1. Недостатков у людей много больше, чем достоинств, потому и слов, характеризующих недостатки, тоже больше.

2. Отрицательного у людей не больше, чем положительного, но недостатки воспринимаются очень болезненно, а достоинства считаются нормой — почему язык и концентрирует свое внимание на выпадении из нормы, то есть на недостатках, а не на нормальных достоинствах. В этих двух толкованиях могут найти для себя питательную основу морализующие пессимисты и оптимисты. Иначе говоря, при одном толковании народ по анализу своего языка низвергается до подонства, а при другом — возвышается до святости. Разумеется, это крайности теоретического толкования, а не разумная констатация реальности.

Зато блатной жаргон со своей исконной недоброжелательностью к людям продолжает именно в пессимистическую сторону древнюю ругательность языка. Острую критику человеческих недостатков, типичных для первых стадий языка, блатной доводит до ненависти к людям, до презрения и отвержения, до отрицания у них всего доброго. И еще важное отличие: в историческом развитии языка недоброжелательство постепенно смягчается, общая ругань вырождается в частную критику, и сами ругательные словечки из высокоактивных и бытовых становятся реликтовыми, употребляются все реже.

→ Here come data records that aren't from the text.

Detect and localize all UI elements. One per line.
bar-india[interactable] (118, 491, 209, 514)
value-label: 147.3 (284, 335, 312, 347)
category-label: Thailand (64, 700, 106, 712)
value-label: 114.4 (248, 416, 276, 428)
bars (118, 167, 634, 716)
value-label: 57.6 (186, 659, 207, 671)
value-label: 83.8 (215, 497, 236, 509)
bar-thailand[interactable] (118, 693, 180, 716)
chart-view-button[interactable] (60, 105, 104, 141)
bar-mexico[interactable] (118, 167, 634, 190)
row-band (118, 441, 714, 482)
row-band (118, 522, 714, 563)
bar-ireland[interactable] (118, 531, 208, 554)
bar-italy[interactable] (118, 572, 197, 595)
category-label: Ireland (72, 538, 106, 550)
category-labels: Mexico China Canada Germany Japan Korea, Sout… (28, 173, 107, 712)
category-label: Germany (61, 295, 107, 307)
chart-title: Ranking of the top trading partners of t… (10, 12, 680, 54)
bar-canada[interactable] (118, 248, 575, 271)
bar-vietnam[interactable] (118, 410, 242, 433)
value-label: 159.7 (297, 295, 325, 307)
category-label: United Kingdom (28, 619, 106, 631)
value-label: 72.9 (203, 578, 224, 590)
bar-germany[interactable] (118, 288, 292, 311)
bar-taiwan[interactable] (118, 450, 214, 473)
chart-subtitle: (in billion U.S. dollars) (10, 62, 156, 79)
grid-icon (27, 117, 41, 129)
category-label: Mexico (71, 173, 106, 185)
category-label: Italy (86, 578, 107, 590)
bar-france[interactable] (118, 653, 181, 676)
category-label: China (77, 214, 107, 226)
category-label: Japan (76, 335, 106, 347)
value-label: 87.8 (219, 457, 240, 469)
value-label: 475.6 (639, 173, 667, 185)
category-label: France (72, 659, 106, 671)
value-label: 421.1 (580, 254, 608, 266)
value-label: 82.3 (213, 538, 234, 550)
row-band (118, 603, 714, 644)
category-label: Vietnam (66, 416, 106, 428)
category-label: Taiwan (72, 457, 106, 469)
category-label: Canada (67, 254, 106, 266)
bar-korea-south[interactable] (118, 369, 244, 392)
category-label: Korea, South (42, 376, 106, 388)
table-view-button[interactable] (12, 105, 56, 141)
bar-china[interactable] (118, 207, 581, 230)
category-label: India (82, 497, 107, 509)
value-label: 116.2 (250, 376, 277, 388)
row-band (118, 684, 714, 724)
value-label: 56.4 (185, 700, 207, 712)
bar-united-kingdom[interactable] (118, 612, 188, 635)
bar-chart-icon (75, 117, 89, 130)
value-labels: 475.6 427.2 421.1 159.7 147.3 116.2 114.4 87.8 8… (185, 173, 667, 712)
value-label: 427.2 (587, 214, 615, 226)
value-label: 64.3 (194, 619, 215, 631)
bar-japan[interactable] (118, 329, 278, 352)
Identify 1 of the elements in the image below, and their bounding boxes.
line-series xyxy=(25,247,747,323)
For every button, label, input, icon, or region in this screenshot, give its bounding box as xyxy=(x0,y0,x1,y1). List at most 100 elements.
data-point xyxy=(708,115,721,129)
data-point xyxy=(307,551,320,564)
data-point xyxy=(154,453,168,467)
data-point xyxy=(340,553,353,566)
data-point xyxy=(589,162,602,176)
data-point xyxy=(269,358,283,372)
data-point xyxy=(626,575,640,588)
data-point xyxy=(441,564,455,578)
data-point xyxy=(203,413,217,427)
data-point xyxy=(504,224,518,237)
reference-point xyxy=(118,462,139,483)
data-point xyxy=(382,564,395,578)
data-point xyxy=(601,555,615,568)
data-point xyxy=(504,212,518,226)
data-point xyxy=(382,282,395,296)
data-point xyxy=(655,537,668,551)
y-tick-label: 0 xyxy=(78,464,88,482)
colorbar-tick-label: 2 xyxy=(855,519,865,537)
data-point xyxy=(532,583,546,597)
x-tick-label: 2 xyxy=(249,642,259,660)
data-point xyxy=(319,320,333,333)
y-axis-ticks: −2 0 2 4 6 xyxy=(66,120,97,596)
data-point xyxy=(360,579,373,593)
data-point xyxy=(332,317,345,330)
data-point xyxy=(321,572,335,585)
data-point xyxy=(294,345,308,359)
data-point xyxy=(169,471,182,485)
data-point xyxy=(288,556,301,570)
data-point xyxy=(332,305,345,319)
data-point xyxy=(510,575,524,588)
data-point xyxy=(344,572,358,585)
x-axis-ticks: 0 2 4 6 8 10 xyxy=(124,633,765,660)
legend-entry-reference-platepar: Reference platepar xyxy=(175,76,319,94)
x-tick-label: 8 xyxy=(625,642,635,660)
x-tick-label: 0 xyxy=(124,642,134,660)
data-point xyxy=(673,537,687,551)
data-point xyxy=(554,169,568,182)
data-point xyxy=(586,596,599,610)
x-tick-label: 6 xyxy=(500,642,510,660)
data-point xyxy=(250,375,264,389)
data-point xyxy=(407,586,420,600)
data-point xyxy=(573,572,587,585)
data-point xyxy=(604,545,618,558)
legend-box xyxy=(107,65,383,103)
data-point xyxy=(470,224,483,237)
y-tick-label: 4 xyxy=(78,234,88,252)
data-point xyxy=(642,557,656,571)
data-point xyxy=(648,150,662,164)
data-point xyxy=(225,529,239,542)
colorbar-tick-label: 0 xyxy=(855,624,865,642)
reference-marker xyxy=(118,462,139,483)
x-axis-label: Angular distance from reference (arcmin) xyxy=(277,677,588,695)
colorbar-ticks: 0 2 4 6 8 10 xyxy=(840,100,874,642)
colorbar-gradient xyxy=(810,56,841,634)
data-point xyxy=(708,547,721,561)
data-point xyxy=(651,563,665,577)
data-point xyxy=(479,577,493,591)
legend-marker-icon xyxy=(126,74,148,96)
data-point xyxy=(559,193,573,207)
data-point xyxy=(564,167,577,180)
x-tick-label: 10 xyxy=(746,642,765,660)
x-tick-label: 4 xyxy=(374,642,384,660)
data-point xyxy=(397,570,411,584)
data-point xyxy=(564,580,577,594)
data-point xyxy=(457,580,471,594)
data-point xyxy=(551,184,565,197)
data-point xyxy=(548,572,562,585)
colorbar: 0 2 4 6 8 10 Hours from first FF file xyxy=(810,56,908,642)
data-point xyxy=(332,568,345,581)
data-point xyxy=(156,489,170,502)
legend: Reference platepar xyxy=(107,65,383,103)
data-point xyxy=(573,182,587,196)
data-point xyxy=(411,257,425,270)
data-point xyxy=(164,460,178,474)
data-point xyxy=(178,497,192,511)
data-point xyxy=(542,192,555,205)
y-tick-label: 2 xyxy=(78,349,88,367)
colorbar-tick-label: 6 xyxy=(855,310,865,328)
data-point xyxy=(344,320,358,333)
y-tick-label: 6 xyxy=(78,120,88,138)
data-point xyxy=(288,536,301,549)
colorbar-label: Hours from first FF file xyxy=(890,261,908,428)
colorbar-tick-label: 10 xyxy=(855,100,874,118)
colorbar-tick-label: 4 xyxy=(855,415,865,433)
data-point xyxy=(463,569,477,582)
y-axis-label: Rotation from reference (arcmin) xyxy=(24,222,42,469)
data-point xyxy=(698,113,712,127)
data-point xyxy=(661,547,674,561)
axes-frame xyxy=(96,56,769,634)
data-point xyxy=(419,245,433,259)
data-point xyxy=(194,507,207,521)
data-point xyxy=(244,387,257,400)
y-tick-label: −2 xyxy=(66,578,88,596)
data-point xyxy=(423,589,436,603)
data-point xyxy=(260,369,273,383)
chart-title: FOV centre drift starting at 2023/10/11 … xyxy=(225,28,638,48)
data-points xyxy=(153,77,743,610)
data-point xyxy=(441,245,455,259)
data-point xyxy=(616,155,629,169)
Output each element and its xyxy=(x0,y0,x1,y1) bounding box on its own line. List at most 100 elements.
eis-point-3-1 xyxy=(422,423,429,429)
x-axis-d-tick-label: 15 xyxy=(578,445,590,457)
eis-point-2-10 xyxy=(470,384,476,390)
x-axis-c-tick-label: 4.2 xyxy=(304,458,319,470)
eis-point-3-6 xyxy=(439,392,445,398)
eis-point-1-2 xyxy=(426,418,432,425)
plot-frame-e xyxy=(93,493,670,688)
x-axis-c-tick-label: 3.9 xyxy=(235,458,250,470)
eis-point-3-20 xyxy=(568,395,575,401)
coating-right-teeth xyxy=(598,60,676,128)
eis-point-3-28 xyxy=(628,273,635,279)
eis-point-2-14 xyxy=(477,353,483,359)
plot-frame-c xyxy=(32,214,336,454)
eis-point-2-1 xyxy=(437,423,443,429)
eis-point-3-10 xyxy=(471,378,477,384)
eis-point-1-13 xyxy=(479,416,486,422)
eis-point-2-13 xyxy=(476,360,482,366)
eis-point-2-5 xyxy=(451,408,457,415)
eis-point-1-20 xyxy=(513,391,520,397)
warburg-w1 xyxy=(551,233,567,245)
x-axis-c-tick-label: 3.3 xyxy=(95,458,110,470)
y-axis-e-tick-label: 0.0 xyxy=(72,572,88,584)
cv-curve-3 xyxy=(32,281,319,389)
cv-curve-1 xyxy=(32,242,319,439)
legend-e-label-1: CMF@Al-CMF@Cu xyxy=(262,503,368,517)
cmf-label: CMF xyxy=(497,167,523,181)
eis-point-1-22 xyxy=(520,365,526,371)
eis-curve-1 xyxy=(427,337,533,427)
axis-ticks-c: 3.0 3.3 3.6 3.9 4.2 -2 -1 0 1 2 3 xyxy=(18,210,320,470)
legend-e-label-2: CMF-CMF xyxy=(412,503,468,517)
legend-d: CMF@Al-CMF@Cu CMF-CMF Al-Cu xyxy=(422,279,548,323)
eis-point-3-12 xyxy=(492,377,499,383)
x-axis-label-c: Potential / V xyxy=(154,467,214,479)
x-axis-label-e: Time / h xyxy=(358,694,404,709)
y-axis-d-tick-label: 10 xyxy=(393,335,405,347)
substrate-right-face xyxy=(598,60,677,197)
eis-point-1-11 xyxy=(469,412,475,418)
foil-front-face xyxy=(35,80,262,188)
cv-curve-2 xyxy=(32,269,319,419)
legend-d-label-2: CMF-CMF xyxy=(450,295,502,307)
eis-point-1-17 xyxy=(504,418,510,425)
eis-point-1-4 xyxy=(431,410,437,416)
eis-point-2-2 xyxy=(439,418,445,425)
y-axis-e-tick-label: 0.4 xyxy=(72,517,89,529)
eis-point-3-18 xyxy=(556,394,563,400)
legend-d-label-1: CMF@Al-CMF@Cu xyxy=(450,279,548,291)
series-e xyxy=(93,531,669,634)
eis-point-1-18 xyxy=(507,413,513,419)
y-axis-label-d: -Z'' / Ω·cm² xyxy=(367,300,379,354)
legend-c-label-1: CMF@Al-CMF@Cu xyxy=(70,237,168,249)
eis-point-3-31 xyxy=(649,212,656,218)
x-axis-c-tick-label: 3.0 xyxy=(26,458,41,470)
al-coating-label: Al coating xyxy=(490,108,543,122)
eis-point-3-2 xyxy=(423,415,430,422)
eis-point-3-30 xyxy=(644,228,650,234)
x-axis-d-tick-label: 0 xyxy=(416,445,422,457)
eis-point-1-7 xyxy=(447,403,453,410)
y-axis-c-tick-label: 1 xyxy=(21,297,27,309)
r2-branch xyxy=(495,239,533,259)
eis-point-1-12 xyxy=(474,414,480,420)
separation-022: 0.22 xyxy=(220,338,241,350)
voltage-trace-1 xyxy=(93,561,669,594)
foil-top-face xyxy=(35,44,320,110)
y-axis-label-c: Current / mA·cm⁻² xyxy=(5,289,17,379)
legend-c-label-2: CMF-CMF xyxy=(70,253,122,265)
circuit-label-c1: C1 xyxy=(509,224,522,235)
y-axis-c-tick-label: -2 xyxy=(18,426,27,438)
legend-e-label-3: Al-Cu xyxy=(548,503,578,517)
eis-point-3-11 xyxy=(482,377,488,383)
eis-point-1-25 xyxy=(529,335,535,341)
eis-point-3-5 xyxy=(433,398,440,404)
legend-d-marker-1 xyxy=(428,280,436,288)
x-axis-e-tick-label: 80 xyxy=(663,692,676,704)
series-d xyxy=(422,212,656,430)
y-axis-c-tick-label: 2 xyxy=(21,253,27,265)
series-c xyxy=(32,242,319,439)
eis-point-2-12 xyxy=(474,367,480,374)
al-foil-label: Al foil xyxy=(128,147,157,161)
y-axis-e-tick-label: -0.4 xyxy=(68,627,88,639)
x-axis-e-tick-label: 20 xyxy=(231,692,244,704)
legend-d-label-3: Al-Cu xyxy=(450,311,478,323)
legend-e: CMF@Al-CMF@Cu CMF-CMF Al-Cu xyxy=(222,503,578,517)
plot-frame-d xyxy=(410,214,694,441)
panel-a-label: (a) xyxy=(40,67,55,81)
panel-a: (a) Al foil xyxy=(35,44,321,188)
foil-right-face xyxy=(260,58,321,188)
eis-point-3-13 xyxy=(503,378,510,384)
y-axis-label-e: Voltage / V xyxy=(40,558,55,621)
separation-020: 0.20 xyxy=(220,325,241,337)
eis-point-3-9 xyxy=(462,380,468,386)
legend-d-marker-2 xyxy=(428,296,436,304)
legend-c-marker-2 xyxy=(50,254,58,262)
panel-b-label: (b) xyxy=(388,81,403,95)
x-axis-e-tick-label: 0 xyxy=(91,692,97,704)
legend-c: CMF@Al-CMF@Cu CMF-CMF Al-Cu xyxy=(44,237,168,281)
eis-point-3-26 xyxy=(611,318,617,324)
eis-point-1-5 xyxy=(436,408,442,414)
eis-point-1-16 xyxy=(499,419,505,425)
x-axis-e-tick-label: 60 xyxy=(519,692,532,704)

Ничего подобного не наблюдается в блатном жаргоне. Ненависть и недоброжелательство в нем не смягчаются. И не могут смягчаться: это противоречило бы природе ремесла, которое должен обслуживать порожденный этим ремеслом жаргон. Для примера можно привести и такую важную особенность блатного языка. В тюрьмах и трудовых лагерях заключенные должны трудиться. Труд, хотя и полезный для них самих (все же дает некоторый денежный заработок и сокращает срок отсидки), по природе своей — насилие, со всеми свойствами принудительности. И блатной язык точно реагирует на характер этого нежеланного труда: для обязательной работы имеется всего несколько общих словцов — трудяга, труженик, работяга. Но для отлынивания от нее созданы десятки разнообразных слов — и каждое точно выражает особый способ этого отлынивания.